Quant au poste de délégué ministériel à la santé mentale et à la psychiatrie (DMSMP), assumé par le Pr Frank Bellivier, il devrait se voir ajouté à son intitulé le terme de pédopsychiatrie, tandis que son champ de compétences devrait être interministériel afin de toucher l'Éducation nationale, la justice, les solidarités, l'autonomie, mais aussi les départements et à travers eux, la protection maternelle infantile et l'aide sociale à l'enfance.
Afin d'améliorer le pilotage régional de l'offre, au plus près des besoins des territoires, les ARS devraient prévoir des objectifs spécifiques aux soins pédopsy dans les contrats territoriaux de santé mentale (CTSM). Et mieux répartir les missions de permanence des soins entre privé et public, lorsqu'elles attribuent les autorisations d'activité.
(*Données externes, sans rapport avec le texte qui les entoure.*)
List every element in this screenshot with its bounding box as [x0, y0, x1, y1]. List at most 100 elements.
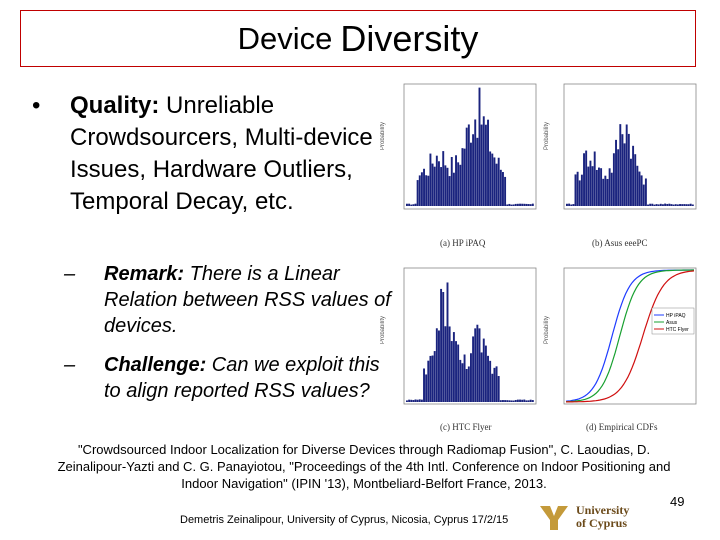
- histogram-bar: [651, 203, 654, 206]
- cdf-legend: [651, 307, 695, 335]
- histogram-bar: [440, 167, 443, 206]
- cdf-line-asus: [565, 269, 694, 403]
- caption-a: (a) HP iPAQ: [440, 238, 486, 248]
- histogram-bar: [574, 174, 577, 206]
- histogram-bar: [423, 168, 425, 206]
- legend-label-2: Asus: [666, 320, 678, 326]
- challenge-text: Challenge: Can we exploit this to align …: [104, 352, 394, 404]
- histogram-bar: [461, 148, 464, 206]
- histogram-bar: [570, 204, 573, 206]
- histogram-bar: [448, 326, 451, 402]
- histogram-bars: [566, 124, 694, 206]
- histogram-bar: [484, 345, 487, 402]
- histogram-bar: [627, 133, 630, 206]
- histogram-bar: [482, 338, 485, 402]
- histogram-bar: [406, 400, 408, 402]
- legend-label-1: HP iPAQ: [666, 313, 686, 319]
- histogram-bar: [408, 203, 411, 206]
- histogram-bar: [487, 119, 489, 206]
- page-number: 49: [670, 494, 685, 509]
- histogram-bar: [583, 153, 585, 206]
- y-axis-label-rotated: Probability: [380, 122, 386, 150]
- histogram-bar: [674, 204, 677, 206]
- cdf-line-htc-flyer: [566, 270, 695, 403]
- histogram-bar: [420, 172, 423, 206]
- histogram-bar: [514, 399, 517, 402]
- histogram-bar: [472, 336, 475, 402]
- histogram-bar: [521, 399, 524, 402]
- histogram-bar: [591, 166, 594, 206]
- histogram-bar: [510, 400, 513, 402]
- histogram-bar: [414, 203, 417, 206]
- histogram-bar: [457, 162, 460, 206]
- histogram-bar: [442, 292, 445, 402]
- histogram-bar: [444, 326, 447, 402]
- histogram-bar: [429, 355, 432, 402]
- histogram-bar: [585, 150, 588, 206]
- histogram-bar: [516, 399, 519, 402]
- histogram-bar: [525, 203, 528, 206]
- caption-c: (c) HTC Flyer: [440, 422, 492, 432]
- histogram-bar: [470, 142, 472, 206]
- histogram-bar: [418, 175, 421, 206]
- histogram-bar: [495, 163, 498, 206]
- challenge-label: Challenge:: [104, 354, 207, 376]
- logo-emblem: [540, 506, 568, 530]
- histogram-bar: [425, 175, 428, 206]
- histogram-bar: [406, 203, 408, 206]
- histogram-bar: [467, 124, 470, 206]
- histogram-bar: [659, 203, 662, 206]
- main-bullet: • Quality: Unreliable Crowdsourcers, Mul…: [30, 90, 390, 218]
- histogram-bar: [465, 369, 468, 402]
- histogram-bar: [672, 204, 675, 206]
- histogram-bar: [410, 204, 413, 206]
- histogram-bar: [455, 155, 457, 206]
- histogram-bar: [519, 399, 521, 402]
- histogram-bar: [459, 359, 462, 402]
- histogram-bar: [508, 400, 511, 402]
- histogram-bar: [602, 178, 605, 206]
- histogram-bar: [452, 332, 455, 402]
- sub-dash: –: [64, 354, 76, 376]
- histogram-bar: [649, 203, 652, 206]
- histogram-bar: [576, 171, 579, 206]
- remark-label: Remark:: [104, 263, 185, 285]
- histogram-bar: [516, 203, 519, 206]
- histogram-bar: [472, 134, 475, 206]
- histogram-bar: [512, 204, 515, 206]
- histogram-bar: [598, 167, 600, 206]
- histogram-bar: [529, 204, 532, 206]
- histogram-htc-flyer: Probability: [380, 267, 537, 405]
- histogram-bar: [527, 204, 530, 206]
- histogram-bar: [433, 166, 436, 206]
- histogram-bar: [610, 172, 613, 206]
- histogram-bar: [600, 168, 603, 206]
- histogram-bar: [476, 137, 479, 206]
- histogram-bar: [625, 124, 628, 206]
- legend-label-3: HTC Flyer: [666, 327, 689, 333]
- histogram-bars: [406, 282, 534, 402]
- histogram-bar: [467, 366, 470, 402]
- histogram-bar: [510, 204, 513, 206]
- histogram-bar: [636, 165, 639, 206]
- university-logo: [540, 506, 568, 530]
- histogram-bar: [531, 203, 534, 206]
- histogram-bar: [644, 178, 647, 206]
- histogram-bar: [523, 399, 526, 402]
- histogram-bar: [668, 203, 671, 206]
- histogram-bar: [587, 166, 590, 206]
- caption-b: (b) Asus eeePC: [592, 238, 648, 248]
- histogram-bar: [617, 149, 620, 206]
- histogram-bar: [416, 180, 419, 206]
- histogram-bar: [580, 174, 583, 206]
- histogram-bar: [410, 399, 413, 402]
- histogram-bar: [634, 154, 637, 206]
- histogram-bar: [427, 360, 430, 402]
- histogram-bar: [493, 367, 496, 402]
- histogram-bar: [491, 373, 494, 402]
- histogram-bar: [425, 374, 428, 402]
- histogram-bar: [474, 119, 477, 206]
- y-axis-label-rotated: Probability: [544, 316, 550, 344]
- histogram-bar: [493, 157, 496, 206]
- histogram-bar: [420, 399, 423, 402]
Plus souple devrait aussi être le financement de la pédopsychiatrie, qui relève encore du même régime que celui de la psychiatrie, avec des dotations reconduites d'une année sur l'autre sans prise en compte de l'évolution de l'activité, ni de la sévérité des troubles. Mais des réformes sont en cours, tant sur les autorisations d'activité que sur la tarification. « Cela n'épuise pas pour autant la question, sur laquelle nous reviendrons », promet Pierre Moscovici.